Good and Bad

Our nightly ritual involves asking our daughter what she would like for a bedtime snack. There’s usually a lot of back and forth after our daughter stands in the pantry doorway for several minutes.

“What can I have?” she asks as she continues to stare into the pantry.

“How about an apple?” I suggest.

She turns around to look at me. “No,” she vehemently denies while giving me the stink eye. She spins back to the pantry, and then she bounces immediately over to the freezer. She stands in front of it for several seconds while shivering. “Can I have some ice cream?” she asks, still shivering and staring at me with that you-know-you-can’t-say-no-to-this-face expression. Meanwhile, her hands are just millimeters away from the ice cream carton.

“Uh, no,” I say with my motherly, of-course-you-cannot voice.

She’s shocked. She pulls her hands back to her sides. She turns to give me her pouty-and-I’m-mad look. “Why not?”

“Because it is after nine o’clock at night and you do not need any of that sugar before bed,” I tell her. “Here, just have an apple. Fruit is good for you. I’ll cut it up for you. It’s your favorite, too. It’s green.” I pick up the apple and start to walk to the sink to rinse it off when I hear…

“I don’t want an apple. I want ice cream.”

I turn my head around to say, “Close the freezer door.” Then I proceed to wash off the apple.
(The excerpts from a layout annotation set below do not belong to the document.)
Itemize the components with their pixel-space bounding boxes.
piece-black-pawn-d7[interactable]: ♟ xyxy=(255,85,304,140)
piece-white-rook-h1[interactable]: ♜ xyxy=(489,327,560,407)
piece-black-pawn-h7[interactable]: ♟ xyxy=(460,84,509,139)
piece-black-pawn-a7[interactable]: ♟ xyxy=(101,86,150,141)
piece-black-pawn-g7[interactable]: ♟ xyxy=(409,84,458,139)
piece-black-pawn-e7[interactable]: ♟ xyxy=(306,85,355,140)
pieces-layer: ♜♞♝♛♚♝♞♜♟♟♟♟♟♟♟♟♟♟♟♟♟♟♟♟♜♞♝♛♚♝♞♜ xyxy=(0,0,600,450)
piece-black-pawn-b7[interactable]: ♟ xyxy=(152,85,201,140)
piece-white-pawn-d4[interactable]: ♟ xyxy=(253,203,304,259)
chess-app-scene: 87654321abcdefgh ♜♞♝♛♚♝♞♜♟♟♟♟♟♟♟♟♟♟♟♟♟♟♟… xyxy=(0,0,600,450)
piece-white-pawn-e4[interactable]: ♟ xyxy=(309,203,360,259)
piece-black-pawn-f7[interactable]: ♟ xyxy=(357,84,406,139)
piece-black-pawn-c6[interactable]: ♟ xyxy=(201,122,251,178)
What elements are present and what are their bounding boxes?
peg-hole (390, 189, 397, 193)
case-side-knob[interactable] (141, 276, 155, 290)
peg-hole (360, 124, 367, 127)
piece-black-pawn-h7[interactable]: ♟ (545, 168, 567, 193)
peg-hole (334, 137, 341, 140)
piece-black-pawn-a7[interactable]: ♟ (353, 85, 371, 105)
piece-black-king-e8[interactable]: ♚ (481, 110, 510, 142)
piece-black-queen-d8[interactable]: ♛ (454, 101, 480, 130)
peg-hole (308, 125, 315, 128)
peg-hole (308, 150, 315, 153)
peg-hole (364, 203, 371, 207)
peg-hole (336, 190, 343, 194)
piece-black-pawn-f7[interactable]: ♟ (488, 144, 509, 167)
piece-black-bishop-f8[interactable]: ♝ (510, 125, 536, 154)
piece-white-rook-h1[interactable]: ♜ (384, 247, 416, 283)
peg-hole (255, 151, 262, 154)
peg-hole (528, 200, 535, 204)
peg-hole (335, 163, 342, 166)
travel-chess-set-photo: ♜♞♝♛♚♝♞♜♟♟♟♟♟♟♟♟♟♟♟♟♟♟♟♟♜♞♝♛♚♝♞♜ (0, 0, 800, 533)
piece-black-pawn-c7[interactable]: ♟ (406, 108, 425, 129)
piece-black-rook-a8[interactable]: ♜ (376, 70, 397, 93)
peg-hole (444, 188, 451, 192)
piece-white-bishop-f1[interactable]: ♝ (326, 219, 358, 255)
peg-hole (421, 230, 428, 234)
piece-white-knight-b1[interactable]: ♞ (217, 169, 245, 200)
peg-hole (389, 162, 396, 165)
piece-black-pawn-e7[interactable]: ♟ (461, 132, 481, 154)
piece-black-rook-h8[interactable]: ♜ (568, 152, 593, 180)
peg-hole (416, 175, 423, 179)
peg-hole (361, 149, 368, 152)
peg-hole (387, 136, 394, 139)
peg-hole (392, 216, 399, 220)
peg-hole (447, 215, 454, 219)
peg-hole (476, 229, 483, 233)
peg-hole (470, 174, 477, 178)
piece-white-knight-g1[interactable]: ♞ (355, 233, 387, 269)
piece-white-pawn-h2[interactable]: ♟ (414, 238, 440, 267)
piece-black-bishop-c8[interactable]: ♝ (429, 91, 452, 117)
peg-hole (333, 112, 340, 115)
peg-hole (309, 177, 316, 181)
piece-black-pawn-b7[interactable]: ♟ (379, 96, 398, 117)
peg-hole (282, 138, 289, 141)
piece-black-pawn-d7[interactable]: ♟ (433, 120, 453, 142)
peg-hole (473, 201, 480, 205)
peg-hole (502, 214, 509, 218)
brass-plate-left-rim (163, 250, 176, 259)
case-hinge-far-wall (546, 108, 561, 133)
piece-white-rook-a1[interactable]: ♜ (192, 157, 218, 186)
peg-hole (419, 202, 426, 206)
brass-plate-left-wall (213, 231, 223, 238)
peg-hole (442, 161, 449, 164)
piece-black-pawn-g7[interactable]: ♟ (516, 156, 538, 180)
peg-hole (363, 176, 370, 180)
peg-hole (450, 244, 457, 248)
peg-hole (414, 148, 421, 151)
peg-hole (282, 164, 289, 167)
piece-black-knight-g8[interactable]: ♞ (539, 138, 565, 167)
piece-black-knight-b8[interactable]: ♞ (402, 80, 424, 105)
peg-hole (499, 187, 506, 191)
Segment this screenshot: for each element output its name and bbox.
“But why can’t I have ice cream?” she asks whiningly. “It’s strawberry. Strawberries are fruit. They’re good for you.” I try not to smack my head. Instead, I grin inwardly. She’s a smart one, this girl.

“No. There’s way too much sugar in there for you to have right now. You need to eat your snack and go to sleep. I don’t need you bouncing off the walls.” I grab for my trusty Pampered Chef apple slicer.
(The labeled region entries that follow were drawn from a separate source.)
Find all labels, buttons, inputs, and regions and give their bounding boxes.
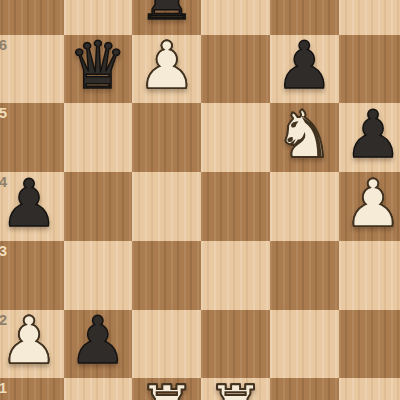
square-a1[interactable]: 1 [0,378,64,400]
square-f4[interactable]: ♟ [339,172,400,241]
piece-white-rook[interactable]: ♜ [137,377,196,400]
square-f3[interactable] [339,241,400,310]
square-f7[interactable] [339,0,400,35]
rank-label-6: 6 [0,37,7,52]
square-f5[interactable]: ♟ [339,103,400,172]
square-c6[interactable]: ♟ [132,35,201,104]
square-d1[interactable]: ♜ [201,378,270,400]
square-d4[interactable] [201,172,270,241]
piece-black-pawn[interactable]: ♟ [69,308,128,373]
rank-label-1: 1 [0,380,7,395]
square-d7[interactable] [201,0,270,35]
square-a7[interactable]: 7 [0,0,64,35]
piece-white-pawn[interactable]: ♟ [137,33,196,98]
square-f1[interactable] [339,378,400,400]
piece-black-pawn[interactable]: ♟ [0,171,58,236]
square-d5[interactable] [201,103,270,172]
square-c2[interactable] [132,310,201,379]
square-b6[interactable]: ♛ [64,35,133,104]
piece-black-pawn[interactable]: ♟ [344,102,400,167]
square-c4[interactable] [132,172,201,241]
square-e6[interactable]: ♟ [270,35,339,104]
square-a4[interactable]: 4♟ [0,172,64,241]
square-e1[interactable] [270,378,339,400]
square-a3[interactable]: 3 [0,241,64,310]
square-b3[interactable] [64,241,133,310]
square-f6[interactable] [339,35,400,104]
piece-white-knight[interactable]: ♞ [275,102,334,167]
rank-label-5: 5 [0,105,7,120]
piece-black-rook[interactable]: ♜ [137,0,196,30]
square-b1[interactable] [64,378,133,400]
piece-white-pawn[interactable]: ♟ [0,308,58,373]
piece-white-pawn[interactable]: ♟ [344,171,400,236]
piece-white-rook[interactable]: ♜ [206,377,265,400]
square-c1[interactable]: ♜ [132,378,201,400]
chess-board-viewport: 87♜6♛♟♟5♞♟4♟♟32♟♟1♜♜ [0,0,400,400]
square-f2[interactable] [339,310,400,379]
square-a2[interactable]: 2♟ [0,310,64,379]
square-b4[interactable] [64,172,133,241]
square-e3[interactable] [270,241,339,310]
square-d6[interactable] [201,35,270,104]
square-e2[interactable] [270,310,339,379]
square-b2[interactable]: ♟ [64,310,133,379]
piece-black-pawn[interactable]: ♟ [275,33,334,98]
square-e4[interactable] [270,172,339,241]
square-a5[interactable]: 5 [0,103,64,172]
square-c5[interactable] [132,103,201,172]
rank-label-3: 3 [0,243,7,258]
square-b5[interactable] [64,103,133,172]
square-d3[interactable] [201,241,270,310]
square-e5[interactable]: ♞ [270,103,339,172]
square-c3[interactable] [132,241,201,310]
chess-board: 87♜6♛♟♟5♞♟4♟♟32♟♟1♜♜ [0,0,400,400]
piece-black-queen[interactable]: ♛ [69,33,128,98]
square-a6[interactable]: 6 [0,35,64,104]
square-d2[interactable] [201,310,270,379]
“Don’t apples have sugar in them, too?” Touché. Who taught my child that fruit has sugar in it? Oh, that would have been me.
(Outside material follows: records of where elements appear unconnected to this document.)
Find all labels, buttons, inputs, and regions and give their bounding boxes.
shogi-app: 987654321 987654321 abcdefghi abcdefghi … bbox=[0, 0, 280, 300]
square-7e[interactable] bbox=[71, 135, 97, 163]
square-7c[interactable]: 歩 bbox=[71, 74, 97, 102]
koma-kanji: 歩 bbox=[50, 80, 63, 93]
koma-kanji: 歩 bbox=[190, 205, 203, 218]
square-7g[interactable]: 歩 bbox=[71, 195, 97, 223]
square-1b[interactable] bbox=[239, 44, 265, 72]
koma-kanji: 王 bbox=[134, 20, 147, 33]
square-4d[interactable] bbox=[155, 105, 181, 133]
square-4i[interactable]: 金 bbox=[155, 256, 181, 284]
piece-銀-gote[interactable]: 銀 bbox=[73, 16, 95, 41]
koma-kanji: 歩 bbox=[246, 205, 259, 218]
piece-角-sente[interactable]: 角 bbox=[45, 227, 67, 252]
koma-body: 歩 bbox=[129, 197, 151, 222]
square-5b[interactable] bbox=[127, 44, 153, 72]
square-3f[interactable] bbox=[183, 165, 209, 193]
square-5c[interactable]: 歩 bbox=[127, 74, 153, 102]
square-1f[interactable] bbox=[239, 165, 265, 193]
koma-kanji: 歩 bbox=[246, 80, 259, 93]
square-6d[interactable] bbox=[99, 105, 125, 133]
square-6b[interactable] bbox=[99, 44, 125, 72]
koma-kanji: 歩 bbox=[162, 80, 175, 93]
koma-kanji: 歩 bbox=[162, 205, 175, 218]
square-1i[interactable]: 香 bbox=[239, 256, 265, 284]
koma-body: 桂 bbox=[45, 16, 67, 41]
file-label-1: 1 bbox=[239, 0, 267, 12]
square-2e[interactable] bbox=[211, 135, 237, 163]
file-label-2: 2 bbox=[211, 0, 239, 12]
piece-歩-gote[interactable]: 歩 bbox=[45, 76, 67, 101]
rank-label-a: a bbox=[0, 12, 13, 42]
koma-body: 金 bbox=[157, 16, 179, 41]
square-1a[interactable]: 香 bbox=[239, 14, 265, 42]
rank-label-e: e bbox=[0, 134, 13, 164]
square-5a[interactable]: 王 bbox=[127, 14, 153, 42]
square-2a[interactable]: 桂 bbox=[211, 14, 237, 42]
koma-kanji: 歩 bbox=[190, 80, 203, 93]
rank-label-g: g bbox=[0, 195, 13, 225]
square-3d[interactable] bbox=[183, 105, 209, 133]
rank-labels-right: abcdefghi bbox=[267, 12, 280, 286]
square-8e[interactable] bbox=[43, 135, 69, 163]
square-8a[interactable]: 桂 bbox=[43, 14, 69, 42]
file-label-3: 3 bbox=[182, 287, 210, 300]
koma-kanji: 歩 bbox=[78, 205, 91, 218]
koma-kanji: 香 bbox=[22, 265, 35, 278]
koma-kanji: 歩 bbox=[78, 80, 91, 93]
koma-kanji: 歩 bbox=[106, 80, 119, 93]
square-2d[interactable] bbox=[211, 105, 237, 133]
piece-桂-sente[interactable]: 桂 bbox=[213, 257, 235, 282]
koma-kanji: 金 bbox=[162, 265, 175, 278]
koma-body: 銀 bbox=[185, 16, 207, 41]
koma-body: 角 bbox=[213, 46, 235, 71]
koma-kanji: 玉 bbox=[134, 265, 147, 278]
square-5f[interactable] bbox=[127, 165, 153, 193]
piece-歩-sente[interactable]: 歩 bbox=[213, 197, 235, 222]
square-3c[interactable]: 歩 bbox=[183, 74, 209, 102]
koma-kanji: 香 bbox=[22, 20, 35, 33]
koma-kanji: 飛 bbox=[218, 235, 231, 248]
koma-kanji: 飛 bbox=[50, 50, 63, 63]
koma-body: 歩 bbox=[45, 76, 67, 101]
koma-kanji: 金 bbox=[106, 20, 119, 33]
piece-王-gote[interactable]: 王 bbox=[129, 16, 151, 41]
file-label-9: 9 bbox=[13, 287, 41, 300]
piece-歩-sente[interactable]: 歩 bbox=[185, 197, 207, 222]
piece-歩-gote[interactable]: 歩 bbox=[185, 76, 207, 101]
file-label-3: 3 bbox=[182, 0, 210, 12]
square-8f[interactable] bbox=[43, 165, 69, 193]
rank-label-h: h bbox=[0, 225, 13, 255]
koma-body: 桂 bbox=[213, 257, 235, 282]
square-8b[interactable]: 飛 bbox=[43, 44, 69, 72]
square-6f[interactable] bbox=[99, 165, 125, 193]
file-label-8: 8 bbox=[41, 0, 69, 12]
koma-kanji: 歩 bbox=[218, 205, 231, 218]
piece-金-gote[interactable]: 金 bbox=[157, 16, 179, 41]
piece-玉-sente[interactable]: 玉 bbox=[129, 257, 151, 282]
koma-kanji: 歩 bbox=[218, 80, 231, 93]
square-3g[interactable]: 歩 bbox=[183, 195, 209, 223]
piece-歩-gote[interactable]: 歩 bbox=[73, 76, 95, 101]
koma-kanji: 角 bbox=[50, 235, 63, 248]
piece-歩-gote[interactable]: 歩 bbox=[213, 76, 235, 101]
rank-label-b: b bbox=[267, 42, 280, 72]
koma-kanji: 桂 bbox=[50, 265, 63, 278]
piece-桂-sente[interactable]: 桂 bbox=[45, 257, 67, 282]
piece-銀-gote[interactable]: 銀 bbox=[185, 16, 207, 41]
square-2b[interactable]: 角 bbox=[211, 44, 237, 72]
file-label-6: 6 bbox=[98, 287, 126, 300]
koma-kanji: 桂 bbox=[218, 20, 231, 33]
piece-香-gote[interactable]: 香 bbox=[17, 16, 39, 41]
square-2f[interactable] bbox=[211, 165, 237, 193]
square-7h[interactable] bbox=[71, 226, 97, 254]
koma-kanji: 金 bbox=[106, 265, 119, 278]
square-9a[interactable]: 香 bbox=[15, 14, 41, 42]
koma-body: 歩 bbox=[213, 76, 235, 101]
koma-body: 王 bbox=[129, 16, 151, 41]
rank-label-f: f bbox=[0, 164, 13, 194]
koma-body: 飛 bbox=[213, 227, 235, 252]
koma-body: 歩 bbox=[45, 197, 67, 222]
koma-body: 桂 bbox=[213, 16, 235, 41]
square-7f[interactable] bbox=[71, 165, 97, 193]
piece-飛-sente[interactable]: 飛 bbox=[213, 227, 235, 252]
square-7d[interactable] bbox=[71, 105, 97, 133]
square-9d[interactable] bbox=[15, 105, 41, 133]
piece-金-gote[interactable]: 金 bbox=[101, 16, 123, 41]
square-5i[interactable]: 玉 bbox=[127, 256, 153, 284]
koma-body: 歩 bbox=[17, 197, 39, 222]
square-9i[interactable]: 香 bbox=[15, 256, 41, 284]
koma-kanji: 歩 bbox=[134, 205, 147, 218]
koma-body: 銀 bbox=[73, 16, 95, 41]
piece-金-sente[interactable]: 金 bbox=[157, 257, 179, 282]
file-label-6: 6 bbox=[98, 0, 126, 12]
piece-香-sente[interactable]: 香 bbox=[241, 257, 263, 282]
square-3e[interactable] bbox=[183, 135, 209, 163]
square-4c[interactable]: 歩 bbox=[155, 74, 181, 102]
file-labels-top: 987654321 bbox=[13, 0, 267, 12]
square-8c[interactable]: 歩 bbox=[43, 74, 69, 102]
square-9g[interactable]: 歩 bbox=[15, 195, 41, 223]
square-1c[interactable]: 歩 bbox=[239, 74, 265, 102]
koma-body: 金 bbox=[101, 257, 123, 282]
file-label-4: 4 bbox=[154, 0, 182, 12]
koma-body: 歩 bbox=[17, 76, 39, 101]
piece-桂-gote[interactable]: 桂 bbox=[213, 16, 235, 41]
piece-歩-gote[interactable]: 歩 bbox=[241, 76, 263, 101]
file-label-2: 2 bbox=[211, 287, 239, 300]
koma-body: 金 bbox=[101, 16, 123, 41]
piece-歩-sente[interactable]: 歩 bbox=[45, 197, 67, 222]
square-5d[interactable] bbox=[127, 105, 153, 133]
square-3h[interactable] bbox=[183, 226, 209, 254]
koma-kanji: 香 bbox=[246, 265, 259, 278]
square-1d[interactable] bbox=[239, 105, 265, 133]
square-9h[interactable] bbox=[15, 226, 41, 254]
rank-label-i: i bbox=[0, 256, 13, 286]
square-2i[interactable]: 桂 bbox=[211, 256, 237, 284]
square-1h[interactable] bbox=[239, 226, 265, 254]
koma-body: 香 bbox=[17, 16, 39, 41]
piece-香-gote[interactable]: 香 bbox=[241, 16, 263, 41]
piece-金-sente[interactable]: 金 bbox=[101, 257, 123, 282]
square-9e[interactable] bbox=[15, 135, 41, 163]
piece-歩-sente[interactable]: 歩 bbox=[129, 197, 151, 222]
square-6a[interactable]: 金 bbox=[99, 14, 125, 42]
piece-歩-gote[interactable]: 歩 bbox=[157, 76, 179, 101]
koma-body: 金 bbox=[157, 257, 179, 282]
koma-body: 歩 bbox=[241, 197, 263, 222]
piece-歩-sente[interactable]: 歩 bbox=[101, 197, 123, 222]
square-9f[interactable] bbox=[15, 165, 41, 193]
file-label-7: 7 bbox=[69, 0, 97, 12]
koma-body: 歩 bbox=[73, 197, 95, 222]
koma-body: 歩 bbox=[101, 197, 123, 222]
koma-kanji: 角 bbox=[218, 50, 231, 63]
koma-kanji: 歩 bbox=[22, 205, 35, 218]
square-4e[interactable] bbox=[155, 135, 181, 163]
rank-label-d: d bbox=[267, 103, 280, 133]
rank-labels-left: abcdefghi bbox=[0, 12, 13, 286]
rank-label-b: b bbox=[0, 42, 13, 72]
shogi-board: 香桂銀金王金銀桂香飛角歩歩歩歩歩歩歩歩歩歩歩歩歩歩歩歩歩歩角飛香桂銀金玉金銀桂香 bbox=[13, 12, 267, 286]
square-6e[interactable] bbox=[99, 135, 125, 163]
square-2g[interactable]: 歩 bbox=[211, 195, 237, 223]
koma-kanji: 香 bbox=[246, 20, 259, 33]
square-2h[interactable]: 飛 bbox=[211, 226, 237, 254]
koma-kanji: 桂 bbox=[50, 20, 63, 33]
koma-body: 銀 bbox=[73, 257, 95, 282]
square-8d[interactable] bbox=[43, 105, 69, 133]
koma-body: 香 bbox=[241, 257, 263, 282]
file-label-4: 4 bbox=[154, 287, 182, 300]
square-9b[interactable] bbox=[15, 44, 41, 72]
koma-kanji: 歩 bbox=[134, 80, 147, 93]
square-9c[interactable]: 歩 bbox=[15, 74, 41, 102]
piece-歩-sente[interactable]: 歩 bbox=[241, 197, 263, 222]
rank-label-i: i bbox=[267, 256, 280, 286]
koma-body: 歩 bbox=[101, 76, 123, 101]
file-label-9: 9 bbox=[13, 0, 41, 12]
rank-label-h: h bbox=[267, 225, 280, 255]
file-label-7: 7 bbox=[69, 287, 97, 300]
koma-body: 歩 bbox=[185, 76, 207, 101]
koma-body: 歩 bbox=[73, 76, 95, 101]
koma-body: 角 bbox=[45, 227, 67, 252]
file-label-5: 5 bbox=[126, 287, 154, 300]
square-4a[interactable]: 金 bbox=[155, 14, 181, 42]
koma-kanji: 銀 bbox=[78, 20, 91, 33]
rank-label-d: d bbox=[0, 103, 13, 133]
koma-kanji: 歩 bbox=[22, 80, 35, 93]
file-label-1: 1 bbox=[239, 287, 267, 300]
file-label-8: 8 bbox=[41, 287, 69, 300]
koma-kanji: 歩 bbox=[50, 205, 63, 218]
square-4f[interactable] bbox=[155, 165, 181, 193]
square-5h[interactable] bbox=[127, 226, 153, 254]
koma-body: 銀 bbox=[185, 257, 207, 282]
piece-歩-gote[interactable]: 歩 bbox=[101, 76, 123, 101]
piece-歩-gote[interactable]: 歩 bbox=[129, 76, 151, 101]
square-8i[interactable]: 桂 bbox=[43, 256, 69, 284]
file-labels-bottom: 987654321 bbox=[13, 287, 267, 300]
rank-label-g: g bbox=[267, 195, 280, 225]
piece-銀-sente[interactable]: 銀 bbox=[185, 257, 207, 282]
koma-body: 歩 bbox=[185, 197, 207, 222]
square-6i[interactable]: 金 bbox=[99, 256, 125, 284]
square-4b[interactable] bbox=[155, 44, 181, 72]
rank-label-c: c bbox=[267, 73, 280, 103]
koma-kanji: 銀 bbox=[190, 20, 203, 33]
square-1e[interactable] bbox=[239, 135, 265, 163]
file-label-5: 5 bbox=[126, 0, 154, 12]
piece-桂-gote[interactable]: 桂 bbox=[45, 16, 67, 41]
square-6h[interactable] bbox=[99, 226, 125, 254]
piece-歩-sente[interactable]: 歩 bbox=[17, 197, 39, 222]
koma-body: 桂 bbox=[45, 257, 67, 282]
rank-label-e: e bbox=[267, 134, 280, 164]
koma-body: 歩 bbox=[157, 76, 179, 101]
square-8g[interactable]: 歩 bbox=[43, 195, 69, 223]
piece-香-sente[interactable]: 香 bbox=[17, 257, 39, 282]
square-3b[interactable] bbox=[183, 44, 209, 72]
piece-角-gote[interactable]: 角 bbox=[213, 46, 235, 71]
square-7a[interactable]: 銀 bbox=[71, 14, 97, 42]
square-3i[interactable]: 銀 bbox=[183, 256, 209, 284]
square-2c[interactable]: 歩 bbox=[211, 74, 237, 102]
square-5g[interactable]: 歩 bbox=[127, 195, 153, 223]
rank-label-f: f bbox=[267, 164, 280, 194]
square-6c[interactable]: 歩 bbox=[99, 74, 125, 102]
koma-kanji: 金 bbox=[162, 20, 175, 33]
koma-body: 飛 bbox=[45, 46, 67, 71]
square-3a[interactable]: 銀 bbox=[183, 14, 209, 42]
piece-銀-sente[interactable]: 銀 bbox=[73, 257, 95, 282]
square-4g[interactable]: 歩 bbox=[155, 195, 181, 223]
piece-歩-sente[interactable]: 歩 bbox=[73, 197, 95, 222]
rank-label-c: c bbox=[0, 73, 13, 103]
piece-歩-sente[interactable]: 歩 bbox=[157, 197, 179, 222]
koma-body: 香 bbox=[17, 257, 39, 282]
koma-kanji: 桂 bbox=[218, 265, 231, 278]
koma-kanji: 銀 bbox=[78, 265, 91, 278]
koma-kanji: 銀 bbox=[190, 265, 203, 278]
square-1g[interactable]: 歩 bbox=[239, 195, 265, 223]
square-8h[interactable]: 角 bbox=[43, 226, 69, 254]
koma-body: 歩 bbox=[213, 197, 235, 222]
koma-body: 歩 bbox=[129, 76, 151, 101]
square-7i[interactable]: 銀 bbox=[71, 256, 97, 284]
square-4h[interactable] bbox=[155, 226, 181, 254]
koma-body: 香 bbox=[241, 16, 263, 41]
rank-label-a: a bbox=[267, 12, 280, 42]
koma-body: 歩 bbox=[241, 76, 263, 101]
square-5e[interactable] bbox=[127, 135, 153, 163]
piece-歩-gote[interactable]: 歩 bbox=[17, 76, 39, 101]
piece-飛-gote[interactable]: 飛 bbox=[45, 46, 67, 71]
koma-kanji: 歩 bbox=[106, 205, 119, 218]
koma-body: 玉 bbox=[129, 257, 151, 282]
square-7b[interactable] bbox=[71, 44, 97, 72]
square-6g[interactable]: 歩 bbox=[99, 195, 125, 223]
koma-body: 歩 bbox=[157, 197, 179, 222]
“Yes, but apples have good sugar and not all the fat and bad sugar in it like ice cream,” I say proudly.

“Then why do we have ice cream?” she asks me. She looks so innocent.

“Ice cream is okay to eat every once in a while. You shouldn’t eat it all the time, and you especially shouldn’t have it for a bedtime snack,” I reply to her thinking that I’m such a good, healthy-choice mom.

“But daddy eats ice cream all the time,” she retorts. I pause. Crickets.

I look at her and say indignantly, “Right, but he’s your daddy and you’re my daughter.” I’m so smart.

“Maybe you should tell daddy to eat more apples instead of so much ice cream,” and she walks away while I’m holding her apple.

“Daddy!” I hear her yell in the living room. “You need to eat more apples and stop eating ice cream because it has too many bad sugars in it!” Great.

Note to self: Let the husband discuss good and bad choices with the daughter in the future.